Some messages later, the artist met the man at a Beijing restaurant in
2016 -- almost 30 years after the photo was taken by colleagues at an
engineering conference.
"He
was very happy, and we had a very good time," Sauvin said. "In the end,
I offered him a framed copy of the photo and he asked me to sign it. He
looked at his wife and said, 'In a couple of years that's going to be
worth a lot of money!'"
Although
now based in Paris, Sauvin still visits Beijing four or five times a
year. The recycler Xiao Ma calls whenever he has recovered enough
negatives for a 50-kilogram bag. The price has almost tripled in the
decade since the project began, rising from 28 yuan ($4) a kilogram to a
"still very reasonable" 75 yuan (just under $11).
"It's
always a bit of a gamble, because sometimes a 50-kilo bag only comes
from one source -- and if that source isn't interesting, then I've just
spent 400 Euros," he said. "But that's part of the game, I suppose."
The
supply of negatives may soon run dry. Xiao extracts the most silver
from X-rays, but Sauvin said that Chinese hospitals have gone digital,
making the trade far less lucrative. But Sauvin also sources negatives
from eBay-like websites and visits flea markets, which is where he
stumbled across his latest project: old prints hidden in a plastic bag.

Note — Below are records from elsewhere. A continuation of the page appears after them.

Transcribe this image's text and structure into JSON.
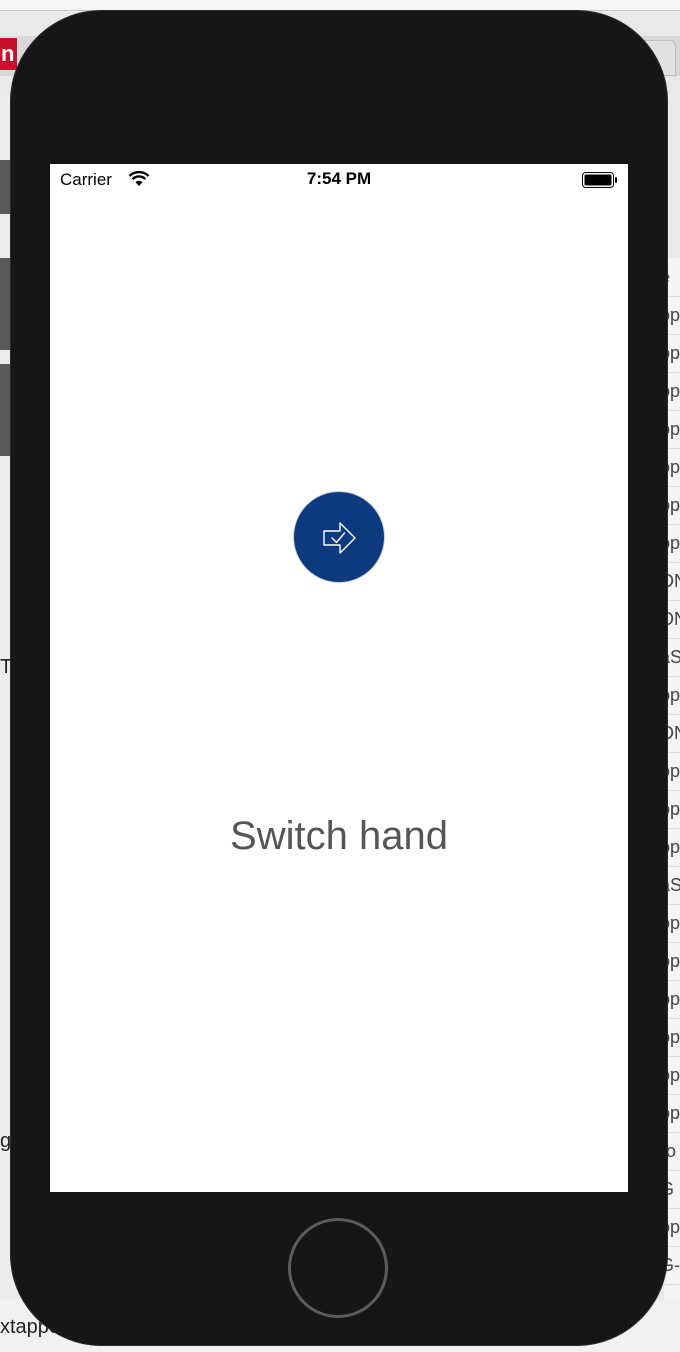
{
  "status_bar": {
    "carrier": "Carrier",
    "time": "7:54 PM"
  },
  "main": {
    "action_icon": "arrow-right-check-icon",
    "message": "Switch hand"
  },
  "colors": {
    "button_fill": "#0d3a7e",
    "message_text": "#555555",
    "device_frame": "#161616"
  },
  "background": {
    "left_labels": [
      "Ta",
      "g."
    ],
    "bottom_text": "xtappe",
    "right_fragments": [
      "e",
      "op",
      "op",
      "op",
      "op",
      "op",
      "op",
      "op",
      "ON",
      "ON",
      "aS",
      "op",
      "ON",
      "op",
      "op",
      "op",
      "aS",
      "op",
      "op",
      "op",
      "op",
      "op",
      "op",
      "ro",
      "G",
      "op",
      "G-"
    ]
  }
}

"I asked the vendor if I could open it and check inside," Sauvin recalled. "And he said, 'No, you have to buy it.'"
He
took the risk. After parting with around 450 yuan ($64), Sauvin looked
inside to reveal a series of black-and-white photos depicting athletes
mid-leap, their gravity-defying poses assuming an almost sculptural
quality.

Sauvin's latest project brings together found photos of athletes from a single day in 1960. Credit: Courtesy Thomas Sauvin
Further
investigation revealed that the pictures had been taken by the
photography department at Xi'an Physical Education University, in
China's Shaanxi province. All had been shot in a single day in June 1960
-- at the height of Mao's Great Leap Forward, the disastrous
modernization campaign that plunged the country into economic chaos and
famine.
"I've
never managed to find a significant number of photos from this era.
People were obviously not going to photo studios, because it was a very
hard time," said Sauvin, who has compiled the images into a new book,
"Great Leaps Forward."
"The photos were simply beautiful -- very calm, very poetic. The athletes seemed to overcome gravity,"
Sauvin's new book "Great Leaps Forward" is available now. "The World Park," is showing at the Institut pour la Photographie in Lille, France, until Dec. 15, 2019.